A HighYielding 6% Portfolio

Post on: 2 Апрель, 2015 No Comment

A HighYielding 6% Portfolio

Summary

  • A portfolio of equal parts EFA, HCP, KKR, KBWD and XMPT results in a total portfolio yield of over 6%.
  • These holdings give exposure to domestic and international equities, stocks and bonds and a number of different sectors and asset types.
  • In addition, reasonable long-term growth and portfolio diversification is achieved.

For income investors who need to extract regular distributions from their portfolios, it’s important that the portfolio not only provide adequate yield, but that it also maintain its overall value in both the short term and the long term. Reducing volatility thus becomes more important and aggressive growth less important. The proposed portfolio addresses both of these goals (low overall portfolio volatility and high yield) while also allowing for moderate growth.

Portfolio Breakdown

Holding a 20% allocation in each of these 5 will give a 80/20 mix of stocks and bonds as well as 20%-25% exposure to international equities. EFA, HCP, KKR and KBWD are invested in stocks, while XMPT is invested in municipal bonds. HCP, KBWD and XMPT are invested domestically while EFA tracks the MSCI EAFA index composed of large and mid-capitalization developed market equities, excluding the U.S. and Canada (i.e. international large and mid caps). US-based KKR consists of diversified holdings including international equities, accounting for the remaining 5% international portfolio allocation.

The yields of these 5 range from 3.5% to 8.2%, with an average yield of just over 6%. In addition, these 5 investments make up 5 different sectors: international stocks, health care, diversified private equity, financial & real estate equities, and municipal bonds (exempt from federal income tax). The highest expense ratio of the group is 0.4%, easily covered by the high yields.
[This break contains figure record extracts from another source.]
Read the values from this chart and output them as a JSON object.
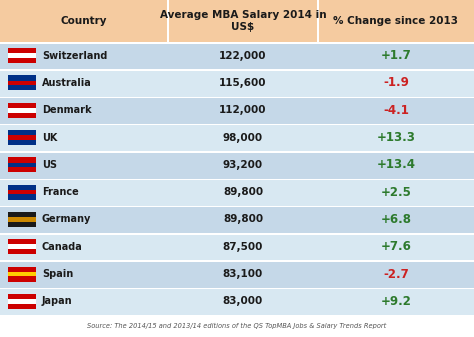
{
  "col1_header": "Country",
  "col2_header": "Average MBA Salary 2014 in\nUS$",
  "col3_header": "% Change since 2013",
  "rows": [
    {
      "country": "Switzerland",
      "salary": "122,000",
      "change": "+1.7",
      "positive": true
    },
    {
      "country": "Australia",
      "salary": "115,600",
      "change": "-1.9",
      "positive": false
    },
    {
      "country": "Denmark",
      "salary": "112,000",
      "change": "-4.1",
      "positive": false
    },
    {
      "country": "UK",
      "salary": "98,000",
      "change": "+13.3",
      "positive": true
    },
    {
      "country": "US",
      "salary": "93,200",
      "change": "+13.4",
      "positive": true
    },
    {
      "country": "France",
      "salary": "89,800",
      "change": "+2.5",
      "positive": true
    },
    {
      "country": "Germany",
      "salary": "89,800",
      "change": "+6.8",
      "positive": true
    },
    {
      "country": "Canada",
      "salary": "87,500",
      "change": "+7.6",
      "positive": true
    },
    {
      "country": "Spain",
      "salary": "83,100",
      "change": "-2.7",
      "positive": false
    },
    {
      "country": "Japan",
      "salary": "83,000",
      "change": "+9.2",
      "positive": true
    }
  ],
  "source_text": "Source: The 2014/15 and 2013/14 editions of the QS TopMBA Jobs & Salary Trends Report",
  "header_bg": "#f5cbA0",
  "row_bg": "#c5d8e8",
  "row_bg_alt": "#d8e8f2",
  "positive_color": "#2d7a2d",
  "negative_color": "#cc2222",
  "text_color": "#1a1a1a",
  "bg_color": "#ffffff",
  "sep_color": "#ffffff",
  "flag_colors": {
    "Switzerland": [
      "#cc0000",
      "#ffffff"
    ],
    "Australia": [
      "#003087",
      "#cc0000"
    ],
    "Denmark": [
      "#cc0000",
      "#ffffff"
    ],
    "UK": [
      "#003087",
      "#cc0000"
    ],
    "US": [
      "#cc0000",
      "#003087"
    ],
    "France": [
      "#003087",
      "#cc0000"
    ],
    "Germany": [
      "#1a1a1a",
      "#cc8800"
    ],
    "Canada": [
      "#cc0000",
      "#ffffff"
    ],
    "Spain": [
      "#cc0000",
      "#ffcc00"
    ],
    "Japan": [
      "#cc0000",
      "#ffffff"
    ]
  }
}
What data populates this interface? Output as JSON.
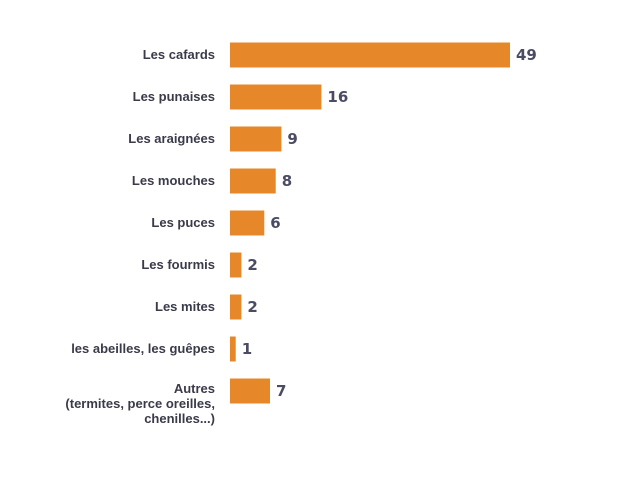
{
  "chart_data": {
    "type": "bar",
    "orientation": "horizontal",
    "categories": [
      [
        "Les cafards"
      ],
      [
        "Les punaises"
      ],
      [
        "Les araignées"
      ],
      [
        "Les mouches"
      ],
      [
        "Les puces"
      ],
      [
        "Les fourmis"
      ],
      [
        "Les mites"
      ],
      [
        "les abeilles, les guêpes"
      ],
      [
        "Autres",
        "(termites, perce oreilles,",
        "chenilles...)"
      ]
    ],
    "values": [
      49,
      16,
      9,
      8,
      6,
      2,
      2,
      1,
      7
    ],
    "bar_color": "#e6882a",
    "xlim": [
      0,
      49
    ],
    "grid": false,
    "data_labels": true
  }
}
A HighYielding 6% Portfolio

EFA data by YCharts

Price Performance & Dividend History

Referring to the chart above showing normalized 5-year performance, it’s clear that these 5 holdings provide good diversification. They are not moving up or down all together. (When assets move up or down in price all as one, it indicates a lack of true diversification, even if multiple sectors or asset classes are present). The portfolio will thus maintain a relatively steady overall value, even as individual assets may rise and fall.

EFA has a total 3-year return of 11.3%. HCP has raised dividends every year since at least 2003 and possibly longer. Similarly, KKR has dramatically grown its dividend each year for at least the past 5 years. KBWD has a total 3-year return of 15.6% while XMPT has a total 3 year return of 5%.

Portfolio Composition

Health Care is considered to be a relatively safe play due to the expected growth in the 65-year-old plus demographic in the US. Meanwhile, sentiments are beginning to turn regarding the safety of financial stocks and real estate, not to mention private equity. Many would argue that the majority of portfolios benefit from some bond exposure and municipal bonds offer higher returns than government bonds with, in this case, federal tax exemptions.

That leaves us with international large cap stocks and the iShares MSCI EAFE ETF. The mediocre to poor recent record of international stock markets leaves people questioning whether international stock exposure is even worth the risk right now. On the one hand, there appears to be more volatility overseas and the lack of a centralized powerful player who can take swift and decisive action to give the economy and markets the medicine they need (i.e. similar to what the Fed has done in the US). On the other hand, US stocks have had quite a run the past 5+ years while the Europeans are finally considering quantitative easing and other monetary measures. So it might be about the right time to increase exposure to international stocks.

With a yield of 3.5%, EFA is certainly no dividend king. But it does provide low-cost, lower-risk exposure to international equities, which might turn out to be a good thing should international stocks outperform domestics. Another option in place of EFA is the Spider International Energy ETF (NYSEARCA:IPW ), which has a yield of 4.1% and an expense ratio of 0.5%. Like most energy equities, IPW has taken a beating ever since the start of the second half of 2014, as oil prices have fallen. However, when it bottoms out, it will a great buying opportunity. In addition, IPW gives both energy and international exposure in a single holding. Those not wanting any international exposure could turn to the Spider Utilities ETF (NYSEARCA:XLU ) yielding 4.0% or the Global X SuperDividend ETF (NYSEARCA:SDIV ) yielding 5.2%.

A mix of 5 holdings has been provided that together result in a total portfolio yield of over 6%, assuming 20% allocation to each. These holdings give exposure to domestic and international equities, stocks and bonds and a number of sectors and asset types. The proposed assets do not move up or down all together, meaning they provide a diversified overall portfolio and will give a stable overall portfolio value. With yearly rebalancing back to 20% allocations, performance can be enhanced by automatic buying low and selling high.

Disclosure: The author has no positions in any stocks mentioned, and no plans to initiate any positions within the next 72 hours. (More. ) The author wrote this article themselves, and it expresses their own opinions. The author is not receiving compensation for it (other than from Seeking Alpha). The author has no business relationship with any company whose stock is mentioned in this article.